The storage time (48 h vs. 72 h) had a significant effect (p < 0.05, uppercase letters), reducing the values of the nutraceutical and physicochemical variables, except for TA and TMP, which showed a significant increase (p < 0.05) from 48 to 72 h in the treatment with 12 min of ozone exposure.
pH is a critical factor in ozone reactivity. In acidic media, its efficiency is limited due to the lower generation of hydroxyl radicals, whereas in alkaline conditions, the formation of reactive species (such as hydroxyls, hydroperoxides, and superoxides) enhances its oxidative action, which facilitates the disintegration of microbial cell walls due to oxidative stress and induces cell lysis (Martins-Pinheiro et al., 2019; Xue et al., 2023). According to Xue et al. (2023), the effectiveness of ozone is also closely related to temperature, as its stability improves in acidic media when combined with low temperatures (pH 3.0 and 8.0 °C). Therefore, it is suggested that future research evaluate the synergistic effect of ozone and refrigeration on the microbiological and biochemical stability of aguamiel.
Based on the results shown in Figures 2 and 3, it is suggested that re-ozonation of aguamiel at 24 hours of storage could significantly reduce the microbial load. This is because, at 24 h, TMP was lower, and some physicochemical properties (TSS and ethanol concentration) remained more stable compared to the samples stored for 48 h.

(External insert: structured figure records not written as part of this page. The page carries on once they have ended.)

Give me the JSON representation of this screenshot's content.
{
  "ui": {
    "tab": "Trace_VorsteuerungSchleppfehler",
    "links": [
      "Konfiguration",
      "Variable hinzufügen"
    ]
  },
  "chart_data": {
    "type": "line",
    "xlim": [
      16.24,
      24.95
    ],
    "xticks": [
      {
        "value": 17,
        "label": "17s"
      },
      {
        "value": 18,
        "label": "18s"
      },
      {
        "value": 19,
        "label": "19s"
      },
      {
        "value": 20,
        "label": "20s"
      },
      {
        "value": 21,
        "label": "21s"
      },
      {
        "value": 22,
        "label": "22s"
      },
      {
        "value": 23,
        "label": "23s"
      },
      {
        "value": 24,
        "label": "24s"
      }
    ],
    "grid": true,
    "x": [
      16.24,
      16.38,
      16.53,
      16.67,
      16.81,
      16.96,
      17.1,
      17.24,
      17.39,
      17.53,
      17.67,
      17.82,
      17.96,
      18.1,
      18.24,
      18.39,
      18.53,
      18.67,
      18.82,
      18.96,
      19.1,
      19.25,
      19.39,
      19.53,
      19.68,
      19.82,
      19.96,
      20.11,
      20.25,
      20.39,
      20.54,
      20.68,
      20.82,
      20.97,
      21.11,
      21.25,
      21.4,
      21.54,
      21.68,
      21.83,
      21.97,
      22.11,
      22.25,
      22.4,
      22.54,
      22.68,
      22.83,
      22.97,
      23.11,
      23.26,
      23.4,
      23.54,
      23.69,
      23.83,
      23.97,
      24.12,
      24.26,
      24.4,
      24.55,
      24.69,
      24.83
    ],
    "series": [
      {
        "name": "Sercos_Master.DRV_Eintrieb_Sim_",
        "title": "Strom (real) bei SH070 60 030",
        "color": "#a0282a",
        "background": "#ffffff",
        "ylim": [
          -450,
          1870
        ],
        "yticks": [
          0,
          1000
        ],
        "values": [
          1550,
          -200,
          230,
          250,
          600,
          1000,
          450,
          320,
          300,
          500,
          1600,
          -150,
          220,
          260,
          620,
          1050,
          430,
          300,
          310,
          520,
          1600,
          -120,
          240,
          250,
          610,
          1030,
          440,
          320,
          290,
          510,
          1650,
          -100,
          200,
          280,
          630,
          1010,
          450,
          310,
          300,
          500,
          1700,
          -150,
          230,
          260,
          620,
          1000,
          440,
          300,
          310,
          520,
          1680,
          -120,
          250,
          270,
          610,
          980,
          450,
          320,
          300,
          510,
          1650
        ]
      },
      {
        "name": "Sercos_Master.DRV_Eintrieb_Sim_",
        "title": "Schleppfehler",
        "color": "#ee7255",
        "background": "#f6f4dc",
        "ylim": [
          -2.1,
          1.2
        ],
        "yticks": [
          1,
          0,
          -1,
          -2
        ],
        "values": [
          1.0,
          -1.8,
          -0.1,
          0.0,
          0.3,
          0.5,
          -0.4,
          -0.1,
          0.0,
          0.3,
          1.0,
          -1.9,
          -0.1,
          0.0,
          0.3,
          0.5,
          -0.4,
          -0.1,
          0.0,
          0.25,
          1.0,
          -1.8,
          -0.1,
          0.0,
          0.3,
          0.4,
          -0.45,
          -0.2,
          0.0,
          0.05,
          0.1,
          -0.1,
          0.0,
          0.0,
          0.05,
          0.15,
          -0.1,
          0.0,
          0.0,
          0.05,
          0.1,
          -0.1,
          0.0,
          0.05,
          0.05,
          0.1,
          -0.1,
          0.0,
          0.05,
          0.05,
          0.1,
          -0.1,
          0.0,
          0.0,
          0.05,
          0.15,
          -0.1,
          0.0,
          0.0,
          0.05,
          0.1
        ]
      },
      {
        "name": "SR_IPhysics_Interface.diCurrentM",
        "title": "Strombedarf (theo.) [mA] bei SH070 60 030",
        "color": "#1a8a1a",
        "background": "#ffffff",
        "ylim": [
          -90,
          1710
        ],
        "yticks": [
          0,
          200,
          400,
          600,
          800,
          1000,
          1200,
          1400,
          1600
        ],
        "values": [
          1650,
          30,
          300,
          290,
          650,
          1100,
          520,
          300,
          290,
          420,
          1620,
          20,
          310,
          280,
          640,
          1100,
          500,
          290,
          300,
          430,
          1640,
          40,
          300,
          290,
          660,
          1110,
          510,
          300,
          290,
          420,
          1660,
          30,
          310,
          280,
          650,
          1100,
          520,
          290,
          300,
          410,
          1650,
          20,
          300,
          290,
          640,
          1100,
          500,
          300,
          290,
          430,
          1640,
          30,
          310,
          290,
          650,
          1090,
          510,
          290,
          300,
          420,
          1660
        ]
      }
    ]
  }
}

Finally, it is important to highlight that re-ozonation significantly affected the AA of aguamiel quantified by both methods (Table 2). Samples exposed for 6 and 12 min of ozone showed a 35 % decrease in AA at 72 hours of storage compared to the control.
Conclusions
Aguamiel exposed for 6 and 12 min to ozone maintained a low total microbial population during the first 24 hours of storage compared to the control. However, ozone did not help preserve the original physicochemical and nutraceutical quality of aguamiel. Re-ozonation applied at 48 hours of storage had only impact on antioxidant activity, reducing it by up to 35 % compared to the control, without contributing to microbial stabilization. Due to the lack of information on the use of non-thermal technologies for aguamiel preservation, the results of this study provide a foundation for future research focused on the preservation of traditional beverages. It is recommended to explore the potential synergistic effect between ozone and refrigeration to improve the shelf life of aguamiel, as in the present study, the treatments were stored at room temperature.